Re: Why do you use the PP?

Post by mathjak107 » Sun Jan 19, 2020 3:49 am

taxes are taxes and one way or another we get taxed unless we die with equities in a taxable account . so i never let the tax tail wag the tax dog .

i do what is best financially and never not because i may be taxed.
User avatar
Smith1776
Executive Member
Executive Member
Posts: 3501
Joined: Fri Apr 21, 2017 6:01 pm

Re: Why do you use the PP?

Post by Smith1776 » Sun Jan 19, 2020 4:05 pm

I know the discussion has veered off from the OP, but I never answered this question. This thread was started before I became a member.

Tex enunciated it best in the original BH HBPP thread: the PP is designed to allow you to read the newspaper with total equanimity and without stress. That's why I use it.

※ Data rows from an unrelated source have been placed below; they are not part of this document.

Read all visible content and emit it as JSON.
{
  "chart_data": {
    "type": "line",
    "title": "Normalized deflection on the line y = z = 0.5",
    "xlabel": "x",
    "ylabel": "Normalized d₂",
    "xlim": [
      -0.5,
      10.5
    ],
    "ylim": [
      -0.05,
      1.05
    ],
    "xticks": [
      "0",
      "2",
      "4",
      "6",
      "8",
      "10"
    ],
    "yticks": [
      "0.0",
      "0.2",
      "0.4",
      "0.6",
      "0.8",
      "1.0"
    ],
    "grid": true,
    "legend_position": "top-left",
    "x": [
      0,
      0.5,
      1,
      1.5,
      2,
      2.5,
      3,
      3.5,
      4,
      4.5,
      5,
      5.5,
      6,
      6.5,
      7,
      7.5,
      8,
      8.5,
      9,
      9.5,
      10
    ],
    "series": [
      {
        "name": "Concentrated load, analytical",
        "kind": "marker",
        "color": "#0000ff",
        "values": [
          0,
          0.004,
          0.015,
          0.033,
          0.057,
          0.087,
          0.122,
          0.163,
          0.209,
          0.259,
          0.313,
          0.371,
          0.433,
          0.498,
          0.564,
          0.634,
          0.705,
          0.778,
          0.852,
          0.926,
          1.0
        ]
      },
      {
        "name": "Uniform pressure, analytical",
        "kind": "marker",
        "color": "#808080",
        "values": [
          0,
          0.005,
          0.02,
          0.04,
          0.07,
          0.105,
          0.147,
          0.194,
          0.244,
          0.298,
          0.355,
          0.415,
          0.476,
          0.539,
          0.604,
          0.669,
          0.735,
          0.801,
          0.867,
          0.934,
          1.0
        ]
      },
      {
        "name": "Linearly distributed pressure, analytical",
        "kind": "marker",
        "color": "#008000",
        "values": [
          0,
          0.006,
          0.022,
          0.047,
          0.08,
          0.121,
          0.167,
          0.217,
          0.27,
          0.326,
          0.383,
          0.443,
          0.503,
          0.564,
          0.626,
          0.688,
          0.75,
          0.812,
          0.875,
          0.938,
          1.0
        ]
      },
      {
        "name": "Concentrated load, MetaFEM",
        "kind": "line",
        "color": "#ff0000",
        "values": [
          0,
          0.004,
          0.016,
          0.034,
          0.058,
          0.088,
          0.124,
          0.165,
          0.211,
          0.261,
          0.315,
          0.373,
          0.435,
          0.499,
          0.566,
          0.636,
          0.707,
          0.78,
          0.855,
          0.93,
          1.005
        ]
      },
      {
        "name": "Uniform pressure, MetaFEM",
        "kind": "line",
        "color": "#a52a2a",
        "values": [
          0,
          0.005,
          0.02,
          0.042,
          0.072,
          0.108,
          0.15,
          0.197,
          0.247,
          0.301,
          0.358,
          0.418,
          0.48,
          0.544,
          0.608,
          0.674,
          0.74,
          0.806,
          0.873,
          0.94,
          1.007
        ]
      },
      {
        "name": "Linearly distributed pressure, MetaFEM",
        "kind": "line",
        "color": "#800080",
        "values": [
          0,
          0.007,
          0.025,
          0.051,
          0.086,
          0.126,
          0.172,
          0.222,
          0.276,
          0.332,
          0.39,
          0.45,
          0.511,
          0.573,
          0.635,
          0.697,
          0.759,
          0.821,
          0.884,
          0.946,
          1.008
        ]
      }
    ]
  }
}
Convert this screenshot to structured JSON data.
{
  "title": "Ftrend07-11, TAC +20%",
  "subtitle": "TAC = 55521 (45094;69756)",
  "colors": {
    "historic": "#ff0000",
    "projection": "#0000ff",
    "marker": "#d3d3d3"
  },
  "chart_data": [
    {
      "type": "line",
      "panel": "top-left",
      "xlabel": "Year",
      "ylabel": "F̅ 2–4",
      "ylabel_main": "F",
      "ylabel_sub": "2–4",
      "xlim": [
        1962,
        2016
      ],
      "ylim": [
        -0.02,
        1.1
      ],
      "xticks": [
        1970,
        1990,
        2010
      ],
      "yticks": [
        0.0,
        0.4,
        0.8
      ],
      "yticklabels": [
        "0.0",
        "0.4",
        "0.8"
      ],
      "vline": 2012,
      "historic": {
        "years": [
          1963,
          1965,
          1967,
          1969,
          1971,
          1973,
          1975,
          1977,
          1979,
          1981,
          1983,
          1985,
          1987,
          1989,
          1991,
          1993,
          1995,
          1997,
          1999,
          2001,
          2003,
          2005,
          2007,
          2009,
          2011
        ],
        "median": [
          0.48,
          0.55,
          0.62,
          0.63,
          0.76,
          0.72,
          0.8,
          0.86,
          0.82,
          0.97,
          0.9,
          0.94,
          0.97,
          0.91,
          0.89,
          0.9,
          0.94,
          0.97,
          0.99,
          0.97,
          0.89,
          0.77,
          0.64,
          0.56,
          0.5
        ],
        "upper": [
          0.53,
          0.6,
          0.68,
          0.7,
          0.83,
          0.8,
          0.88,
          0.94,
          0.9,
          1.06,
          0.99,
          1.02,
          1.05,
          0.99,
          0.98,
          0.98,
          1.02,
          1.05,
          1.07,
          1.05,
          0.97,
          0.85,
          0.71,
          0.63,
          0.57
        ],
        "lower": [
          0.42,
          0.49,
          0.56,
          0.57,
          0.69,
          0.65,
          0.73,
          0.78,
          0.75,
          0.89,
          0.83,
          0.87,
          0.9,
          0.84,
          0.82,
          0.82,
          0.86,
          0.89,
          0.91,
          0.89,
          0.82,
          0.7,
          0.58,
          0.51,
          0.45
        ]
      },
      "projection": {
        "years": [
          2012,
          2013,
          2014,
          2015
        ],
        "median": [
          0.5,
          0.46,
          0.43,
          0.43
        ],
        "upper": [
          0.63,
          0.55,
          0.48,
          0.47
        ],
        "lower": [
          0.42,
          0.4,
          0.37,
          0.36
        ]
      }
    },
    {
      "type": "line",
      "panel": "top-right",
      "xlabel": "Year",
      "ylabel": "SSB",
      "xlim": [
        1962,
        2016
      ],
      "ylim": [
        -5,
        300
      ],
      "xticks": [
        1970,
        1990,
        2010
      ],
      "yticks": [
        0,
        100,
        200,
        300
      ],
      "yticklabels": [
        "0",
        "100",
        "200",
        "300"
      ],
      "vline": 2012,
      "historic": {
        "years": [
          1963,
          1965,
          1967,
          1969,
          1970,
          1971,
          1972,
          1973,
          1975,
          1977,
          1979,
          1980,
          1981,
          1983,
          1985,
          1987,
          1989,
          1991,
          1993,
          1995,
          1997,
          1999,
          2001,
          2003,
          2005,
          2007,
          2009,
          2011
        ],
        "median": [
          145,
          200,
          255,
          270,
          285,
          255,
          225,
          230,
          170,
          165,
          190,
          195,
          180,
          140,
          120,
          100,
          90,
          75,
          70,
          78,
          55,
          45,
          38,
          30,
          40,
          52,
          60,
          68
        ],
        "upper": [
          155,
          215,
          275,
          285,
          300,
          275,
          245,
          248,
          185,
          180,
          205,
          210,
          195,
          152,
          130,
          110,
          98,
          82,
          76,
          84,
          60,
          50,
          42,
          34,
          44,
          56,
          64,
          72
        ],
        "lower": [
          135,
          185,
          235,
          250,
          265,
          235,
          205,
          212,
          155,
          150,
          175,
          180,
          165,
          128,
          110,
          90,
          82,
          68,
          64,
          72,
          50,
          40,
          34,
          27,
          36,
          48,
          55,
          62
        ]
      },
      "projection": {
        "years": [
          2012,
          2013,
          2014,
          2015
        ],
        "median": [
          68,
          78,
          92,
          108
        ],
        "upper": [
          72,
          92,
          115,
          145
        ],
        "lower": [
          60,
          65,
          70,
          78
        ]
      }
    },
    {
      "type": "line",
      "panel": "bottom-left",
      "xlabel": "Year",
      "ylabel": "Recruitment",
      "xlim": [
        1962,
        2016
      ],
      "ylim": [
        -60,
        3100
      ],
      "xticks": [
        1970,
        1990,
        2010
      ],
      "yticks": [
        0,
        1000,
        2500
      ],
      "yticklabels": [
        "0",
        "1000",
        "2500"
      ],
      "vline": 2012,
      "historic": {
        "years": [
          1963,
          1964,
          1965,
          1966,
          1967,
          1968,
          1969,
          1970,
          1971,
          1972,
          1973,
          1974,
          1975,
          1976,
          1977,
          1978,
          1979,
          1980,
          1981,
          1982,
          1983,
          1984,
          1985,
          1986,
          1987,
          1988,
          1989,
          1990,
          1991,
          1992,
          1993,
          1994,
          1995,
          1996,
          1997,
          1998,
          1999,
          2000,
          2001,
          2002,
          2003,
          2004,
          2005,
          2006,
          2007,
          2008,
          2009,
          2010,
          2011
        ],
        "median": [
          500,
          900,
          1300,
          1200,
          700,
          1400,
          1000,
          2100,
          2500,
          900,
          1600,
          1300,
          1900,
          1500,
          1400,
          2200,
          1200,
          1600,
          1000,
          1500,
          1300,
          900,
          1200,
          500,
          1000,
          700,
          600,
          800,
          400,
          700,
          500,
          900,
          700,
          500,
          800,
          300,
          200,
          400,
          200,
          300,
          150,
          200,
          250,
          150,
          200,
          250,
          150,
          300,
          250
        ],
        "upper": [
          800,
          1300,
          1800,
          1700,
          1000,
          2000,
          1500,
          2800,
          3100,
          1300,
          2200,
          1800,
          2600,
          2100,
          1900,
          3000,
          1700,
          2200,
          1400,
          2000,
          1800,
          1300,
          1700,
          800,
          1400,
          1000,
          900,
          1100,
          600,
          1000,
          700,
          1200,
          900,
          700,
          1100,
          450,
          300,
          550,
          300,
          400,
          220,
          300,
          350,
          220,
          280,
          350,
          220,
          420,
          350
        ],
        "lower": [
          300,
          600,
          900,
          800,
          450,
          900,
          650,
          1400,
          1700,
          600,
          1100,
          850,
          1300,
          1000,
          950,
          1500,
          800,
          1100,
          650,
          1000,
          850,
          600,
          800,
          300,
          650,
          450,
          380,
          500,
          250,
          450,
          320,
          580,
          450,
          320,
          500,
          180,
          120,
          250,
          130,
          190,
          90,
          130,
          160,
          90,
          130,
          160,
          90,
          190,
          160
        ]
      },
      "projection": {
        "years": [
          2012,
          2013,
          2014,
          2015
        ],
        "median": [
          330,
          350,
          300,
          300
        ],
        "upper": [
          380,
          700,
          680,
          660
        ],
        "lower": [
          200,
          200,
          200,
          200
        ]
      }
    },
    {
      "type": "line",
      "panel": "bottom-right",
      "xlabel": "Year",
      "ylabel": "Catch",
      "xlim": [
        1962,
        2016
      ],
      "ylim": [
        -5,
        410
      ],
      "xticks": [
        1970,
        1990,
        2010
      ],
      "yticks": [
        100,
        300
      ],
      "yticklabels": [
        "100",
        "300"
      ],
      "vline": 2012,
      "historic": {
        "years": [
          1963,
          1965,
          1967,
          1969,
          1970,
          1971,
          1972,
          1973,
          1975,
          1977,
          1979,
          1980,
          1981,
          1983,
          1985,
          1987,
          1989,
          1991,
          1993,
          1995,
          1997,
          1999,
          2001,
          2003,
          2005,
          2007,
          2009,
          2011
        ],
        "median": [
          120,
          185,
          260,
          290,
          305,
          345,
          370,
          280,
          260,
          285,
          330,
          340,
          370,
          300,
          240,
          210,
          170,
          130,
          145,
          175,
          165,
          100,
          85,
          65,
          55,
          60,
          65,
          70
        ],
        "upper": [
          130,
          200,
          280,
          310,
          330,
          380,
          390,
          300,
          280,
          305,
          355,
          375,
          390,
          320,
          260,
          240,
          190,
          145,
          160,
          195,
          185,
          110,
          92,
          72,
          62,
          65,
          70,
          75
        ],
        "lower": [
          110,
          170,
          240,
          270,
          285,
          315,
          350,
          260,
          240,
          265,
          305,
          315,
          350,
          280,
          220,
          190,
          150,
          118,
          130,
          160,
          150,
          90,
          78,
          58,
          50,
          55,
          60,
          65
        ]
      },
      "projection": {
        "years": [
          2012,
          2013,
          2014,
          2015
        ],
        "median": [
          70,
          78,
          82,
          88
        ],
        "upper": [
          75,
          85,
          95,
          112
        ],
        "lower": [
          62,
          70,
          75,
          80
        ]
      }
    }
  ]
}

There's really no other portfolio approach that gives me the same degree of peace of mind.

And if you want to goose up the potential return profile you can still maintain 4x25 by tilting. SCV Emerging markets anyone?
I still find the James Rickards portfolio fascinating.
boglerdude
Executive Member
Executive Member
Posts: 1313
Joined: Wed Aug 10, 2016 1:40 am
Contact:

Re: Why do you use the PP?

Post by boglerdude » Sun Jan 19, 2020 10:44 pm

> maintain 4x25 by tilting

Are the assets supposed to be volatility matched? If gov issues 1,000 year bond with huge volatility, should you only hold enough of that to offset the volatility of the other assets?
User avatar
Smith1776
Executive Member
Executive Member
Posts: 3501
Joined: Fri Apr 21, 2017 6:01 pm

Re: Why do you use the PP?

Post by Smith1776 » Mon Jan 20, 2020 8:07 pm

boglerdude wrote:
Sun Jan 19, 2020 10:44 pm
> maintain 4x25 by tilting

Are the assets supposed to be volatility matched? If gov issues 1,000 year bond with huge volatility, should you only hold enough of that to offset the volatility of the other assets?
Personally, I'm less concerned about that than I used to be. The volatility of the underlying assets doesn't even stay constant. After I realized that, I just shrugged and said "good enough".

For instance, as interest rates go down the duration of the LT bonds goes up. I believe there are some funds out there with "dynamic" asset allocation strategies that account for this and have constantly shifting proportions. I'm not smart enough for that. I'll just keep 4x25.
I still find the James Rickards portfolio fascinating.